La lettre du ministre appela à la tribune un grand nombre d'orateurs les uns pensaient que l'Assemblée n'avait à s'occuper pour le moment que d'une réponse de remerciement et d'approbation; mais d'autres, en majorité, abordaient la question constitutionnellement on dut à M. Alexandre de Lameth de fixer sur ce point la détermination de l'Assemblée.

M. Alexandre de Lameth.

« J'ai demandé la parole pour chercher à établir la question. Personne ne blâmera certainement les mesures prises par le roi; nous pouvons délibérer maintenant, puisque les ordres sont donnés; mais cette question incidente amène une question de principe. Il faut savoir si l'Assemblée est compétente, et si la nation, souveraine, doit déléguer au roi l'EXERCICE DU DROIT DE LA PAIX ET DE LA GUERRE. Voilà la question.

(Un mouvement qui se manifeste dans l'Assemblée indique que cette question, comme un éclair, a soudainement frappé tous les esprits.)

» Il est infiniment simple de traiter cette question avant la question de circonstance, ou bien vous la préjugeriez : le ministre vous l'annonce assez dans sa lettre. Je crois que si vous vous horniez à accorder les subsides demandés on pourrait entraîner la nation au-delà des bornes que notre prudence doit prescrire. Il faut, avant de prendre un parti, connaître toutes les circonstances; il faut savoir ce qui a précédé. La nation ne doit-elle pas être inquiète quand le ministère a laissé près de la cour dont les affaires nous occupent actuellement cet homme, ce ministre appelé au conseil du roi lorsqu'on a entouré l'Assemblée nationale de baïonnettes? Il est possible qu'il y ait des raisons pour déclarer une guerre; il est possible qu'il existe des arrangemens entre différentes cours, car c'est ici la cause des rois contre les peuples. L'Assemblée nationale doit savoir le motif de cet armement ; elle doit examiner si elle peut déléguer le droit de la paix et de la guerre. Cette question ne peut faire aucun doute dans cette Assemblée; le droit d'entraîner des miliers de citoyens loin de leurs foyers, d'exposer les propriétés nationales, de faire verser le sang, ce terrible droit pouvons-nous le déléguer? Je ne le pense pas. Je demande donc que nous discutions d'abord cette question constitutionnelle. On ne nous dira pas que nous délibérons quand il faut agir, puisque le roi a ordonné l'armement. »
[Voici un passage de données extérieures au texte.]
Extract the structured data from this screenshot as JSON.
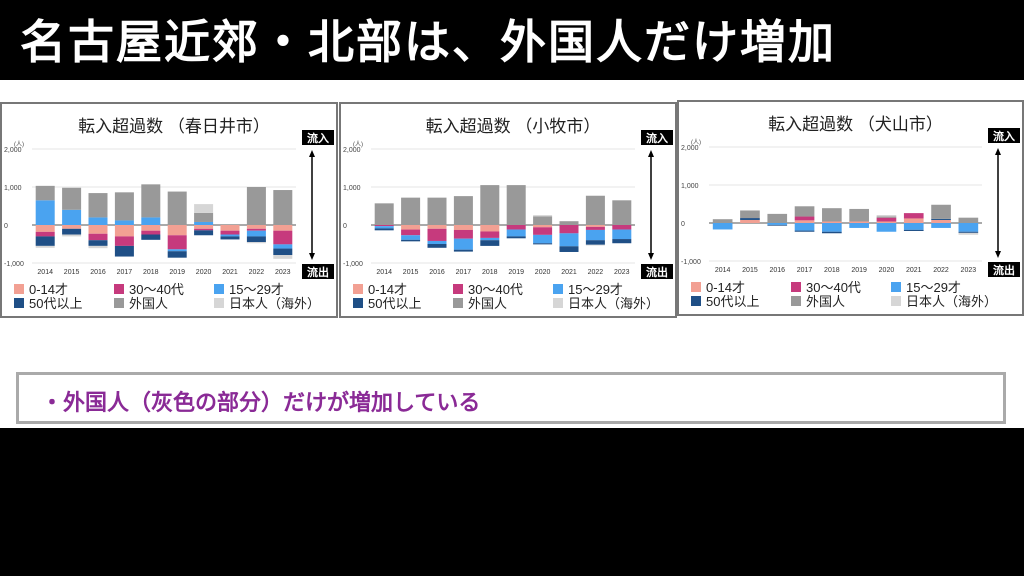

La grande majorité de l'Assemblée donne de vifs applaudissemens à la motion de M. Alexandre de Lameth; elle est combattue par quelques membres, qui demandent l'ajournement; mais tant d'autres l'appuient que l'Assemblée en forme le décret ci-après (15 mai 1790):

«L'Assemblée nationale décrète que son président se retirera dans le jour pardevers le roi pour remercier S. M. des mesures qu'elle a prises pour le maintien de la paix ;

» Décrète en outre que demain 16 mai il sera mis à l'ordre du jour cette question constitutionnelle: La nation doit-elle déléguer au roi l'exercice du droit de la paix et de la guerre?»
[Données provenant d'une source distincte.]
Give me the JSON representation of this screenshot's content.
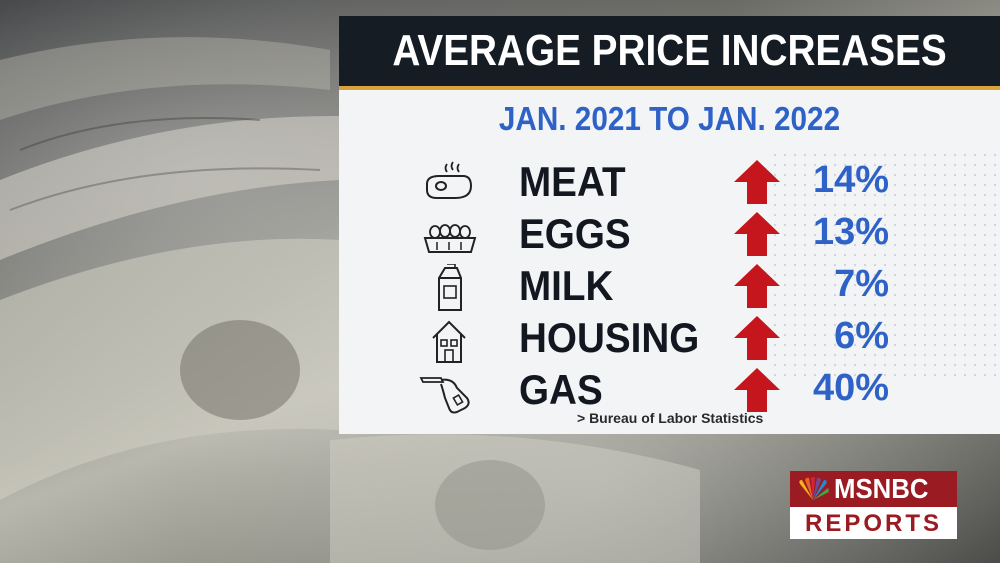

Et cette grande question constitutionnelle, une des plus fameuses que l'Assemblée nationale ait eu à traiter, devint pendant six jours l'objet d'une discussion lumineuse et profonde qui triompha enfin de l'erreur et de la séduction. Voici les opinions qui ont exercé contradictoirement le plus d'influence sur la délibération :

M. Charles de Lameth. (Séance du 16.)

« Pour décider cette question il faut remonter aux principes qui sont déjà décrétés; on pourra entrevoir comme une conséquence nécessaire l'impossibilité de donner au roi le droit de déclarer la guerre. Quand cette conséquence ne serait pas aussi certaine, quand elle serait contraire au principe, les circonstances où nous nous trouvons exigeraient au moins que la nation conservât ce droit d'une manière provisoire. Il faut analiser d'abord le droit de paix et de guerre: il est la manifestation du vœu général de la nation; or est-ce le roi qui peut exprimer ce vou? Le droit de déclarer la volonté générale ne peut appartenir qu'aux représentans de la nation. Si je pouvais me servir d'une comparaison, je dirais qu'un manifeste de guerre ressemble au déploiement du drapeau rouge dans une cité : ce sont les citoyens élus par le peuple qui déclarent que, d'après la volonté du peuple, et pour la sûreté générale, la force publique va être déployée contre les ennemis de la paix. Il en est de même d'une déclaration de guerre; c'est au corps législatif, c'est à la municipalité par excellence qu'il appartient de la faire.